Top: Before mixing takes place (block 11, Fig. 47), there is a droplet of DNA and one of gold-complimentary DNA. After the mixing (bottom), some of the gold-complimentary DNA binds to either side of the AB chain and cause aggregation (Vijay et al. 2006)

3.3 Remarks on applications

The two “paper designs” described above support the notion that an extensive biomedical application base can be leveraged by expanding microfluidic operations based on electrowetting into a complete system. To create the microfluidic architectures described requires shared elemental fluidic operations (integration), reconfigurability, no cross-contamination, perhaps multitasking by components, and few bottlenecks. While these examples have not undergone the test of real implementation, nevertheless the fluidic operations described have been largely demonstrated in experiments. These designs show that a wide diversity in biomedical applications can be parsed into manageable components and assembled into an architecture that is programmable, reconfigurable, and reusable. This capability opens the possibility of handling all of the protocols that a given laboratory or a class of applications would require. And, it provides a path toward realizing the true lab-on-a-chip.

4 Conclusions

At the present time there are over 25 groups worldwide working on droplet-based electrowetting science and technology, and the number of papers published each year in this specialty is growing exponentially. While progress is being made in furthering the understanding of electrowetting phenomena from a fundamental perspective (Mugele and Baret 2005), other efforts are underway exploring the applications, novel device structures, and computer-aided design methods that are possible in digital microfluidics. Efforts in all of these areas are necessary to put the field on a solid footing and to find the unique niche that the technology can fill.

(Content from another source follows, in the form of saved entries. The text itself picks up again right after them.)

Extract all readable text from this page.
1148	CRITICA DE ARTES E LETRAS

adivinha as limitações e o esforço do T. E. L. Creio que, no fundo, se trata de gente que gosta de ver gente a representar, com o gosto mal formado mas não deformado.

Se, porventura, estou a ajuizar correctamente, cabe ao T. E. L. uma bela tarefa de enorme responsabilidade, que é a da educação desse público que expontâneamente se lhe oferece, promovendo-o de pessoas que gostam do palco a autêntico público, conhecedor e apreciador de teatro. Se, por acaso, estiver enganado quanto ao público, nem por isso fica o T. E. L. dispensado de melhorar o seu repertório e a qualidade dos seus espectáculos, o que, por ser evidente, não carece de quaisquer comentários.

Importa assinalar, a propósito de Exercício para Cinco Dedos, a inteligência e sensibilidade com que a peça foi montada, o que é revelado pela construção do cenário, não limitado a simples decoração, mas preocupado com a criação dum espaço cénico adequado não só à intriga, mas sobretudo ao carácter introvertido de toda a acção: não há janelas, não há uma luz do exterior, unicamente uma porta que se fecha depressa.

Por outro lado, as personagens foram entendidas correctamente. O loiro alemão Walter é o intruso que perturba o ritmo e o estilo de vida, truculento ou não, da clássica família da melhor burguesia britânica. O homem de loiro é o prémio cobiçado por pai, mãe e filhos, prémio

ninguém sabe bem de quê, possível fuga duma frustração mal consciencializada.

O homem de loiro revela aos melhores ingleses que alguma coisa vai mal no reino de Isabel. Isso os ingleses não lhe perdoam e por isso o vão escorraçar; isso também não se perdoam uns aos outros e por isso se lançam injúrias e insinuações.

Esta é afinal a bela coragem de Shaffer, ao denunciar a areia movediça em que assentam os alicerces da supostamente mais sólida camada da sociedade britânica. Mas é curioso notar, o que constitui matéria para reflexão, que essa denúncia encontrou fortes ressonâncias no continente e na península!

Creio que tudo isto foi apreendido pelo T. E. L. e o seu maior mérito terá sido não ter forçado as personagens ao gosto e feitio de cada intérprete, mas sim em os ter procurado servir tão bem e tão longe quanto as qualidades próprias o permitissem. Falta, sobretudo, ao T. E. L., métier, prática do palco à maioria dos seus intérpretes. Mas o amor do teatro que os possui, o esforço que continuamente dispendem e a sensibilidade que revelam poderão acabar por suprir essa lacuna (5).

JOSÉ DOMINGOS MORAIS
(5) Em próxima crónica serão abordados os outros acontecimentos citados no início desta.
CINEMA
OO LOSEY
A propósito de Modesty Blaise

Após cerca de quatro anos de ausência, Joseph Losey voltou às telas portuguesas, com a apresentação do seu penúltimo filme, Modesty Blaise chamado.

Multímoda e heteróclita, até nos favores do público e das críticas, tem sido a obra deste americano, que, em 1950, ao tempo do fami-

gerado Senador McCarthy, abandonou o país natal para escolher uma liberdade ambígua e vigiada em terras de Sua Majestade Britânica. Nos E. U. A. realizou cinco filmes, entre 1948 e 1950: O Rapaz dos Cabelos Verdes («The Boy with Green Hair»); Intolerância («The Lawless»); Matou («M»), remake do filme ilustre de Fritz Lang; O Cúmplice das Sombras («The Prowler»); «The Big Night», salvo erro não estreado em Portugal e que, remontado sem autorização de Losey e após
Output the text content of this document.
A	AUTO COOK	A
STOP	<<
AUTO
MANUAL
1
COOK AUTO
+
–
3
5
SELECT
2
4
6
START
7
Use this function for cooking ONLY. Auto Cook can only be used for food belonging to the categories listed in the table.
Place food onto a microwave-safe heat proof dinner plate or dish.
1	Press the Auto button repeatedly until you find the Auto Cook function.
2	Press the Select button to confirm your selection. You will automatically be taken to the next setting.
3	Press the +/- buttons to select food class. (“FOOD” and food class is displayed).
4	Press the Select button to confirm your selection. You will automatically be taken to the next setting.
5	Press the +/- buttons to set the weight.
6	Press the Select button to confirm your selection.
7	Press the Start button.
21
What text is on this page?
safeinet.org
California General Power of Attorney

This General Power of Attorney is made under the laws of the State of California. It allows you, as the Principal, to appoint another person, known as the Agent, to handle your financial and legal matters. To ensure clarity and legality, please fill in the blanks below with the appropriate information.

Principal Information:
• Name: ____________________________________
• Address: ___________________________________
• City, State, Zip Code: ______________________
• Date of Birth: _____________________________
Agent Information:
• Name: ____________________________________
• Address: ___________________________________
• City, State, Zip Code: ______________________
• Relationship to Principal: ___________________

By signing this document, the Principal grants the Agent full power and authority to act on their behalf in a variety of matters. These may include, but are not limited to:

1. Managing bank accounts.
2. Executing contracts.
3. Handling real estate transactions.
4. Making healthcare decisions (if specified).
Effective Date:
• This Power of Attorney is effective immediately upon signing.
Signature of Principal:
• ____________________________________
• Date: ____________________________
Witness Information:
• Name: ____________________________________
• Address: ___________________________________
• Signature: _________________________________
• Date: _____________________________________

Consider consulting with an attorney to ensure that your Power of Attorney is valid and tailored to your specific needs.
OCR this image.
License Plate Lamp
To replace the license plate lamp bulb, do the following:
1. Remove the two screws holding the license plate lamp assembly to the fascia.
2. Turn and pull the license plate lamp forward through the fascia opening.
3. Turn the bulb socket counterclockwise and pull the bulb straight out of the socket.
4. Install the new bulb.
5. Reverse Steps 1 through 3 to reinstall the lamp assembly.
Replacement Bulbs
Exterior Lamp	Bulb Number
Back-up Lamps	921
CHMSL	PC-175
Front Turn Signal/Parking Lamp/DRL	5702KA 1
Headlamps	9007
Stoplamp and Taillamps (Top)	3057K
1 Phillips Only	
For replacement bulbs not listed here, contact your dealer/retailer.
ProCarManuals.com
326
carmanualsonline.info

Investigators have conducted extensive research on the basic principles and operations underlying the implementation of electrowetting-based digital microfluidic systems. The result is a substantial “microfluidic toolkit” of automated droplet operations, a sizable catalog of compatible reagents, and demonstrations of a few important biological assays. However, the lack of good on-chip sample preparation methods is currently the biggest impediment to commercial acceptability of microfluidic technologies, including digital microfluidics. Other issues include system integration and interfacing to other laboratory formats and devices, packaging, reagent storage, maintaining temperature control of the chip during field operation, and a scalable, compatible detector technology.

And finally, there has been no attempt to implement molecular separation onto a digital microfluidic platform. The number and variety of analyses being performed on chip has increased along with the need to perform multiple-sample manipulations. It is often desirable to isolate components that produce a signal of interest, so that they can be detected. Currently, mass separation methods, such as capillary electrophoresis, are not an established part of the digital microfluidic toolkit and integration of separation methods presents a significant challenge.